Timing Matters More Than You’d Expect

A randomized, double-blind trial published in the European Journal of Clinical Nutrition tested whether the time of day you take mulberry leaf extract affects its benefits. The results were striking: taking mulberry leaf extract with an evening meal significantly reduced post-meal blood sugar, but taking the same dose with a morning meal did not produce a meaningful effect.

The explanation lies in your body’s natural glucose tolerance rhythm. Your ability to handle blood sugar worsens as the day progresses, so post-meal glucose spikes tend to be higher in the evening. Because there’s more room for improvement at dinner, mulberry’s enzyme-blocking action has a greater impact then. If you’re only going to take mulberry leaf once a day, the evidence suggests pairing it with your evening meal. The effective dose in this study was at least 6 mg of DNJ taken with the meal.

Interaction With Metformin

If you take metformin, mulberry leaf extract deserves extra attention. A pharmacology study found that extended mulberry leaf intake (three weeks) enhanced metformin’s blood-sugar-lowering effect by roughly 49% in diabetic rats. The mechanism appears to involve mulberry slowing the kidney’s elimination of metformin, keeping more of the drug in your system for longer.
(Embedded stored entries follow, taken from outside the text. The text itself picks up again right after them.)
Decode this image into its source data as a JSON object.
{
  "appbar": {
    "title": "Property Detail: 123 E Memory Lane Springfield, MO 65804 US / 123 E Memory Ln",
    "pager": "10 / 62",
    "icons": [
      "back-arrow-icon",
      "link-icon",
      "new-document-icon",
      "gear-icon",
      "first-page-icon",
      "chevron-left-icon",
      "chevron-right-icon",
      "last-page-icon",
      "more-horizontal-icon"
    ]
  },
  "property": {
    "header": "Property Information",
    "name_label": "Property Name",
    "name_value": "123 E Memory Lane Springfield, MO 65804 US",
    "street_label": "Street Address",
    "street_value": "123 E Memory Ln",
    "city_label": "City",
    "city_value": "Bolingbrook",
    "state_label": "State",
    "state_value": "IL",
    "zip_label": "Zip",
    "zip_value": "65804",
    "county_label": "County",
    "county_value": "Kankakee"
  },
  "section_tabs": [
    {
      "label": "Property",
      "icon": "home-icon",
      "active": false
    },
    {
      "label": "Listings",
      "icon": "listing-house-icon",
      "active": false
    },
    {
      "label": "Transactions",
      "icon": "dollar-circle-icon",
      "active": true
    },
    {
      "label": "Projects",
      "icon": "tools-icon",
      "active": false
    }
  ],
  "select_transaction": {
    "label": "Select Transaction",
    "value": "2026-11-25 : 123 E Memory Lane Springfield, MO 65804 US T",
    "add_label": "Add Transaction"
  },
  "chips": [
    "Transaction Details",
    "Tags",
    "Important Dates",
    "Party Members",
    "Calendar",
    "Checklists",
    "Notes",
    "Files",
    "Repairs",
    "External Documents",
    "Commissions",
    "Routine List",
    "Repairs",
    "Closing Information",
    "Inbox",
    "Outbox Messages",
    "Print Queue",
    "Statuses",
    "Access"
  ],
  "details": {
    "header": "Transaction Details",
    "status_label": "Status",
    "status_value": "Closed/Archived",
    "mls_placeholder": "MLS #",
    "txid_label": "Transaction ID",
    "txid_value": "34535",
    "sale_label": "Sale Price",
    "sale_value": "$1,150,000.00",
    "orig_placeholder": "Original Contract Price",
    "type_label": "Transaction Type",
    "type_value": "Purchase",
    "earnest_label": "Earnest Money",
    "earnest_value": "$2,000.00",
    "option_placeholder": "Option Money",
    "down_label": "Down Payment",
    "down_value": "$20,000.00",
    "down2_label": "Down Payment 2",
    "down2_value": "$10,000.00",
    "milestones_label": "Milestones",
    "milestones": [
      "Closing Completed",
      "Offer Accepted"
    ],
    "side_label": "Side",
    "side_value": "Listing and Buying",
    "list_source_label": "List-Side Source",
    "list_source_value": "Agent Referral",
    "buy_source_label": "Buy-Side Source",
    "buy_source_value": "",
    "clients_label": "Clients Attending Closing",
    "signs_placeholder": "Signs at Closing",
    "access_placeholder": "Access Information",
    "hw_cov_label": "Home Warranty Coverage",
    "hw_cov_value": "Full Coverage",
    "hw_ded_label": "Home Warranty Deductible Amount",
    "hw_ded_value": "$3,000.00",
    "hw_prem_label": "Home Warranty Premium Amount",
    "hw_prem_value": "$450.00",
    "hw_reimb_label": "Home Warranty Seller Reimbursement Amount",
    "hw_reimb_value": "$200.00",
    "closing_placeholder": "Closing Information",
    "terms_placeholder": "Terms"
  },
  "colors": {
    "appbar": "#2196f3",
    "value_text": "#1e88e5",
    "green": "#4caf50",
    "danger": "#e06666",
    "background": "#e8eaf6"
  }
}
This is a double-edged finding. On one hand, it could mean lower doses of metformin might achieve the same effect, potentially reducing metformin’s well-known gastrointestinal side effects. On the other hand, it raises the risk of blood sugar dropping too low if your metformin dose isn’t adjusted. Anyone taking metformin or insulin should discuss mulberry supplementation with their prescriber before starting.

Side Effects and Safety

Mulberry leaf extract has been used in studies lasting up to 12 weeks without serious harmful effects. According to the National Institutes of Health, the most common side effects are digestive: bloating, constipation, gas, and loose stools. These make intuitive sense, since undigested carbohydrates reaching the lower intestine get fermented by gut bacteria, producing gas. Starting with a lower dose and increasing gradually can help your gut adjust.

Animal studies have also found that mulberry leaf extract improved fatty liver and liver metabolism in diabetic mice when incorporated into the diet over eight weeks, suggesting broader metabolic benefits beyond glucose control.

Leaves vs. Fruit vs. Tea: What to Use

Mulberry leaf extract in capsule form offers the most consistent DNJ content and is what most clinical trials have used. Look for products standardized to their DNJ content, with a target of about 12 mg of DNJ per dose taken before meals. Mulberry leaf tea is a traditional preparation and contains DNJ, though the concentration varies with brewing time, leaf quality, and water temperature, making precise dosing harder.

Fresh mulberry fruit is low in DNJ but delivers anthocyanins that support insulin sensitivity through a completely different pathway. Eating the fruit is a reasonable addition to a diabetes-friendly diet, but it won’t replicate the post-meal glucose-lowering effect of the leaves. The fruit does contain natural sugars, so portion awareness still applies.

For the most comprehensive benefit, combining mulberry leaf extract before meals (especially dinner) with regular consumption of the dark-colored fruit addresses both carbohydrate absorption and insulin resistance simultaneously.